Next up in the rush to Wall Street is Allbirds, which is looking to snag an IPO valuation of $1.7 billion to $2 billion — or more if underwriters decide to purchase more shares.
On Monday morning, the company updated its registration statement with the Securities and Exchange Commission, setting a target price for the offering of $12 to $14 a share. That’s the price that will be paid by the big institutional investors who buy into the IPO and will turn around immediately and start selling the stock on the New York Stock Exchange under the ticker symbol “BIRD.”
The actually offering price should be finalized soon.
“The principal purposes of this offering are to increase our capitalization and financial flexibility and create a public market for our Class A common stock,” the company said, adding, “we cannot specify with certainty all of the particular uses for the net proceeds we receive from this offering. However, we currently intend to use the net proceeds we receive from this offering for general corporate purposes.”
WWD was first to report in June that Allbirds had filed confidentially for an IPO — and since then the next generation’s move toward Wall Street has only intensified with recent offerings from Warby Parker Inc. to beauty standout Olaplex and jewelry company Brilliant Earth Group.
Allbirds’ IPO will let everyday investors get on board, but it won’t let them have very much of a say in how the company operates.
After the offering, the holders of the company’s Class B shares will continue to control 98.5 percent of the voting rights. That means the company’s co-chief executive officers and cofounders Joey Zwillinger and Tim Brown and the existing backers that helped them build the business will remain at the helm. Together, Zwillinger and Brown control 22 percent of the company’s voting power.
Allbirds said it’s control with a purpose, though, and that the dual class structure “is designed to allow for a thoughtful calibration of long-term objectives with short-term demands.”

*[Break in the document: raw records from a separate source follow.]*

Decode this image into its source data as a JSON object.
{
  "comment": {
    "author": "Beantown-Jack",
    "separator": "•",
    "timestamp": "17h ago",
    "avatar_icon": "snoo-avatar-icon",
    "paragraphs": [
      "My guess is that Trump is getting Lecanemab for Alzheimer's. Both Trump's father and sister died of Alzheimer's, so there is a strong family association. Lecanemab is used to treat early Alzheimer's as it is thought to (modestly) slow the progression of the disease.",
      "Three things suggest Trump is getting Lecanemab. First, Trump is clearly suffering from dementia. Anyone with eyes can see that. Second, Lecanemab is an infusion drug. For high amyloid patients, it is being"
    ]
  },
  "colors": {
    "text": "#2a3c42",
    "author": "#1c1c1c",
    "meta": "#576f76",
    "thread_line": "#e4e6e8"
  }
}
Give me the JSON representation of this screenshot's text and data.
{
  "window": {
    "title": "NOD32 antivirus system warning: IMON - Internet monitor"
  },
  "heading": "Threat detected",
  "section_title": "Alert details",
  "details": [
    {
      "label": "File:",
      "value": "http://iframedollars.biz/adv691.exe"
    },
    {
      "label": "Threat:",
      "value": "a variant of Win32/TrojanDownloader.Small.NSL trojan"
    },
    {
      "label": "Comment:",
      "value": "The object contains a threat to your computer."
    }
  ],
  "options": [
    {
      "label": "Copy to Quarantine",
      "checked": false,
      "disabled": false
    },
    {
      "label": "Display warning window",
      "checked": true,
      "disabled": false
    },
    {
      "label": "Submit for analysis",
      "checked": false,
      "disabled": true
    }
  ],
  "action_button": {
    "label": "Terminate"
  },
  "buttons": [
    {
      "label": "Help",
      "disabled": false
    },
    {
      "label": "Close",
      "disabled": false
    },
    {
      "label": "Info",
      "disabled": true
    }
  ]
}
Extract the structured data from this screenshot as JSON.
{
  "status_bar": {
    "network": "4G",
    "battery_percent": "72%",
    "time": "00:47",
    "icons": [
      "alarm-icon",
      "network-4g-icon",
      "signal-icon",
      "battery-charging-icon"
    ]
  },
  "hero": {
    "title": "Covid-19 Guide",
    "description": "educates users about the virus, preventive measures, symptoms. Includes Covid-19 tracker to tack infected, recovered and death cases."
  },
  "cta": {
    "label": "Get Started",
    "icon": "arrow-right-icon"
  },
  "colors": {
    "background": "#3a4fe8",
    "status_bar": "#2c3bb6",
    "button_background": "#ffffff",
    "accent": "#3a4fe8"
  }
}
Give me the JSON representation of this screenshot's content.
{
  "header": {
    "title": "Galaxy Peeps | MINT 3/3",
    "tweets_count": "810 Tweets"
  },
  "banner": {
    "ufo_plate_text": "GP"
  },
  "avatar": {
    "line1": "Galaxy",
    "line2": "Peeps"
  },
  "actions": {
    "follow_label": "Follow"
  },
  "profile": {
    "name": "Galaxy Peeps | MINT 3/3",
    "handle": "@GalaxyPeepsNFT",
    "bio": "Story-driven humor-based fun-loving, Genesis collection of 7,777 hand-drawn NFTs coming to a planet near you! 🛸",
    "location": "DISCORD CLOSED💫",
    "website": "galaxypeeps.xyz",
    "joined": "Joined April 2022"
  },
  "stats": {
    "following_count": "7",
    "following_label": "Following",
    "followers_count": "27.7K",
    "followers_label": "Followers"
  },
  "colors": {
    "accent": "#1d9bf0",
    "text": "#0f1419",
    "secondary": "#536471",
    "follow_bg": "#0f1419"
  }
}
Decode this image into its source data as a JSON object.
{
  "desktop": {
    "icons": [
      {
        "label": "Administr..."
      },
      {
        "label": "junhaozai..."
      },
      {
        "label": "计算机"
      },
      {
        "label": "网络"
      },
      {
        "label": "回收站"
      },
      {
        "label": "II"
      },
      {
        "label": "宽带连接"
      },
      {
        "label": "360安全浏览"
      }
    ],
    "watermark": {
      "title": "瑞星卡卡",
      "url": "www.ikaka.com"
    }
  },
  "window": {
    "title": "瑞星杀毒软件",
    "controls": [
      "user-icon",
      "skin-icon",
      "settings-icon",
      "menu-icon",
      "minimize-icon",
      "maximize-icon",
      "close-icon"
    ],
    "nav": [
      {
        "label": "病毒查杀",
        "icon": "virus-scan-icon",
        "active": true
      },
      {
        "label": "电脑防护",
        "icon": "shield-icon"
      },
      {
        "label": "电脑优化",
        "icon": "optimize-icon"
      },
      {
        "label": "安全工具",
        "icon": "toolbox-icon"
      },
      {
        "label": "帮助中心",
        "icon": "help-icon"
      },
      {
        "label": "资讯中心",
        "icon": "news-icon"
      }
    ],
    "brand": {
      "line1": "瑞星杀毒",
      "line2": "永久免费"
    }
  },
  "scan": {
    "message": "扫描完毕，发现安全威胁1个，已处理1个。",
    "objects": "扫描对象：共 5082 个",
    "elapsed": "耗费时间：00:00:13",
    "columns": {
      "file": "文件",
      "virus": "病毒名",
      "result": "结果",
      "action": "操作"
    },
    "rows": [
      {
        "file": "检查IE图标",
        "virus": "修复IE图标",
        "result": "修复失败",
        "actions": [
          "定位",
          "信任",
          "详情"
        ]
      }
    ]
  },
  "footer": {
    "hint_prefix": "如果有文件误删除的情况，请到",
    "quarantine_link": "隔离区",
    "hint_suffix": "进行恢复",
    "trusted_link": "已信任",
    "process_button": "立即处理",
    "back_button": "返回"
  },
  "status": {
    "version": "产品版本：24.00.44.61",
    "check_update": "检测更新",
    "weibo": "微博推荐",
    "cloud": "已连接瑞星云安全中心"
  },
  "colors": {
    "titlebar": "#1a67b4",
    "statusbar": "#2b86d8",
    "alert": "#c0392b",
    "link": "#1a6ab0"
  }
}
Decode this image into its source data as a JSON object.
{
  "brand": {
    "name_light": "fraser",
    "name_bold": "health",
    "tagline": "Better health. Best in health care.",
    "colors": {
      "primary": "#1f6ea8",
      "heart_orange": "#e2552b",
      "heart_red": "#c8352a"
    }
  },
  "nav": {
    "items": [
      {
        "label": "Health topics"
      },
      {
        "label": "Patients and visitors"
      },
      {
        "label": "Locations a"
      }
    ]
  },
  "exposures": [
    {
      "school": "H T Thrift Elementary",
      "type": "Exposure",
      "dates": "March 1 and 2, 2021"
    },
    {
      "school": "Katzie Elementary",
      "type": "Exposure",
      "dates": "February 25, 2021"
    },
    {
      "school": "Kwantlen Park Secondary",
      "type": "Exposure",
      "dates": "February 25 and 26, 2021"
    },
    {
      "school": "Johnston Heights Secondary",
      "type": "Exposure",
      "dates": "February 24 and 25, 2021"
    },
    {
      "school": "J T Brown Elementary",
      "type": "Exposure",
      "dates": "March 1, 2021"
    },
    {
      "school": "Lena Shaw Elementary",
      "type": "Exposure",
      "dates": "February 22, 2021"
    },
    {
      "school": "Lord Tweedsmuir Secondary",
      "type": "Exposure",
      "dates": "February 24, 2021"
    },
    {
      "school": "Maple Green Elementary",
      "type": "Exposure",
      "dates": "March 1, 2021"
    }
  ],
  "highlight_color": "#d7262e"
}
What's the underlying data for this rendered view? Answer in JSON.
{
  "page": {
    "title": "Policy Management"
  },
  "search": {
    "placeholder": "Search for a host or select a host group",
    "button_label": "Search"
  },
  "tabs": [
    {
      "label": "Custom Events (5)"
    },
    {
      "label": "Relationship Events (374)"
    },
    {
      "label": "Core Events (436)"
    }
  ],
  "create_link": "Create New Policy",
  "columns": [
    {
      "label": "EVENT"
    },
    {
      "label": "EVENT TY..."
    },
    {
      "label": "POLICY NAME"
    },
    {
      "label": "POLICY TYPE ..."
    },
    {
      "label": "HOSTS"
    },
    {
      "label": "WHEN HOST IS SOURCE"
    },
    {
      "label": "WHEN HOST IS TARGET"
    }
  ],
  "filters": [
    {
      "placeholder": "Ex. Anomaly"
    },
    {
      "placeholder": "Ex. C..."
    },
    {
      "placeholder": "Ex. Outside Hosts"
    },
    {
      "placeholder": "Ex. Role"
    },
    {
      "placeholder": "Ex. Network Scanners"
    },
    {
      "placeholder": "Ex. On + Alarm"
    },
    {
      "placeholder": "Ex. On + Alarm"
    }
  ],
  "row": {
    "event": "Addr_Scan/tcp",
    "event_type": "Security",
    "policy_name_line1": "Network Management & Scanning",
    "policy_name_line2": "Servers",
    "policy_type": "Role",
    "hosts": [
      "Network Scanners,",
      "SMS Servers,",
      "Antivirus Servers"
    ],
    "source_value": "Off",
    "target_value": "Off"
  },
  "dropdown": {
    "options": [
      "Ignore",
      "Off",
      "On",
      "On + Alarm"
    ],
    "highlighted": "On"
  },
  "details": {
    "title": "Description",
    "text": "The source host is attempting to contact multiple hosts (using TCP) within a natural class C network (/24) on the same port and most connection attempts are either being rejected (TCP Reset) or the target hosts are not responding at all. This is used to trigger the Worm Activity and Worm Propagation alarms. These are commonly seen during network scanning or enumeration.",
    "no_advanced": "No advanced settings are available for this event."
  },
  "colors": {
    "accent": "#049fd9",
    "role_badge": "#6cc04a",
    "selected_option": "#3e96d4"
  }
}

“When our founders established Allbirds, they set out to create a purpose-native company built upon a system that leverages nature in a responsible way — every aspect of our company is woven together with this mission, fueling a thriving financial business,” the company said. “While many businesses see tension between profit and purpose, we see opportunity. We became a public benefit corporation…in 2016, codifying how we take into account the impact our actions have on all of our stakeholders, including the environment, our flock of employees, communities, consumers and investors. The more sustainable we are, the better we believe our products and business will be. We are proud of the alignment of financial and environmental benefits from our work, and that we are able to serve as a driving force in a new age of sustainable enterprise.”
Now the trick is going to be to realize that opportunity.
Allbirds logged losses of $25.8 million in 2020 as sales increased by 13 percent to $219.3 million despite the pandemic.